MedPAC also agreed that the geographic areas used to set payment rates for local Medicare Advantage plans should be larger than the current county-based system of calculating payment levels. The aim is to even out variations.

But the managed care industry executive said these changes too would be disruptive to managed care plans. Counties in which Medicare HMO enrollees received relatively generous benefits would be combined with counties in which enrollees received lesser benefits. "That means that people who have been getting good drug benefits and who pay zero premiums aren't going to get them," he said.

MedPAC hasn't really assessed the real-world impact of the recommendations properly, the executive said. "When ideology and philosophy meets pragmatism, chaos is going to result if [the recommendations] are implemented."
Another industry source said the cumulative financial impact on the industry would be "significant" were Congress to adopt the recommendations, but that is "highly unlikely."
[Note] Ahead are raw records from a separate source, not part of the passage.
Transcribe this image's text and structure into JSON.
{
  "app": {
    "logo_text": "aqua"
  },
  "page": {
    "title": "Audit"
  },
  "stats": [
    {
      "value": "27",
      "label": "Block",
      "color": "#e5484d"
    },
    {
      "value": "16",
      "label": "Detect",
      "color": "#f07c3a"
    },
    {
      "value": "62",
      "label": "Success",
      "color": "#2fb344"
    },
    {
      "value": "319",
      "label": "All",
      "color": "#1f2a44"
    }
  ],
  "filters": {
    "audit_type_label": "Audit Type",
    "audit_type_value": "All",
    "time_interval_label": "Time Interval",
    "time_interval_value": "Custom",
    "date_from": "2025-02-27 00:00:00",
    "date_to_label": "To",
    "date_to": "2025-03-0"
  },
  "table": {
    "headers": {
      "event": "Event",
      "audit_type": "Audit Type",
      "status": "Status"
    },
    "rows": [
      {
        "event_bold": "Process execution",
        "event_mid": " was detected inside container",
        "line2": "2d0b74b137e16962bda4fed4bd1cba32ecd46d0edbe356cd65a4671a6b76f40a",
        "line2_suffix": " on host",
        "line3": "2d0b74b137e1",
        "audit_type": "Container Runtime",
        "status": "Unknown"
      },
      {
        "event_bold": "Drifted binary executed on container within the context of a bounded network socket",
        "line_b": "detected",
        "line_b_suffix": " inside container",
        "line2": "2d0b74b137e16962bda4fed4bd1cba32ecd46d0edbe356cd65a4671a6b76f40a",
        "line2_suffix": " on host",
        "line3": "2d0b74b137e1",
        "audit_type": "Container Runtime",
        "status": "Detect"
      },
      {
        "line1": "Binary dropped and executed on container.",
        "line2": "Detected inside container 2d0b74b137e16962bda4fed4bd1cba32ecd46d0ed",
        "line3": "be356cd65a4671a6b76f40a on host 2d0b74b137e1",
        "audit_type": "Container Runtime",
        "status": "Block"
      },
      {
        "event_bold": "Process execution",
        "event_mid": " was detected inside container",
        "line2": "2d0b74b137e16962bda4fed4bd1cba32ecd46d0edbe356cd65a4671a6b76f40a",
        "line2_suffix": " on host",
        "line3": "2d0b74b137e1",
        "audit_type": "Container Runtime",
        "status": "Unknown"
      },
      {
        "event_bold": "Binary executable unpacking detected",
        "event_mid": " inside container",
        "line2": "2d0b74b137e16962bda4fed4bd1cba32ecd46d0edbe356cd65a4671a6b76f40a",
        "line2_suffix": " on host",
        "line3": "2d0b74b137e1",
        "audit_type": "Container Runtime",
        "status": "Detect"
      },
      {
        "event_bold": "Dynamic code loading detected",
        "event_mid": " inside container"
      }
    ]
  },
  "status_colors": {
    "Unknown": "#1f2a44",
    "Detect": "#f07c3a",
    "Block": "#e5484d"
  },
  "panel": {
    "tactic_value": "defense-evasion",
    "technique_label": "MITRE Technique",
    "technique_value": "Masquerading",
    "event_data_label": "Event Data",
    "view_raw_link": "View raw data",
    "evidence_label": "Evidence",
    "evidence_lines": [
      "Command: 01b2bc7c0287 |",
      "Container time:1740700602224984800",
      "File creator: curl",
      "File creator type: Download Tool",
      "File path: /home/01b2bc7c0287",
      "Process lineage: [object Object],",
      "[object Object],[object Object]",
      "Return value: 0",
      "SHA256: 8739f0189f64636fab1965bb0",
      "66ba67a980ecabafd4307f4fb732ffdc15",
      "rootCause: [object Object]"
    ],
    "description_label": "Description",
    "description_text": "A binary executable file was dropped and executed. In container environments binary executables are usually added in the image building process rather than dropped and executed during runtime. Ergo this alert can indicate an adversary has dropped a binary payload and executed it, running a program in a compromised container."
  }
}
Mohit Ghose, public affairs VP at America's Health Insurance Plans, said it is "premature to revisit such a monumental piece of legislation at a time when it is being implemented to fulfill congressional intent, which is more plan choices and better benefits for beneficiaries. Even MedPAC's own impact analysis shows that the recommendations would reduce the number of beneficiary choices and the number of plans."

Plans have "signaled in good faith their intent to be part of a strong public–private partnership to modernize Medicare and it is critical that the new rules not be changed even before they go into effect."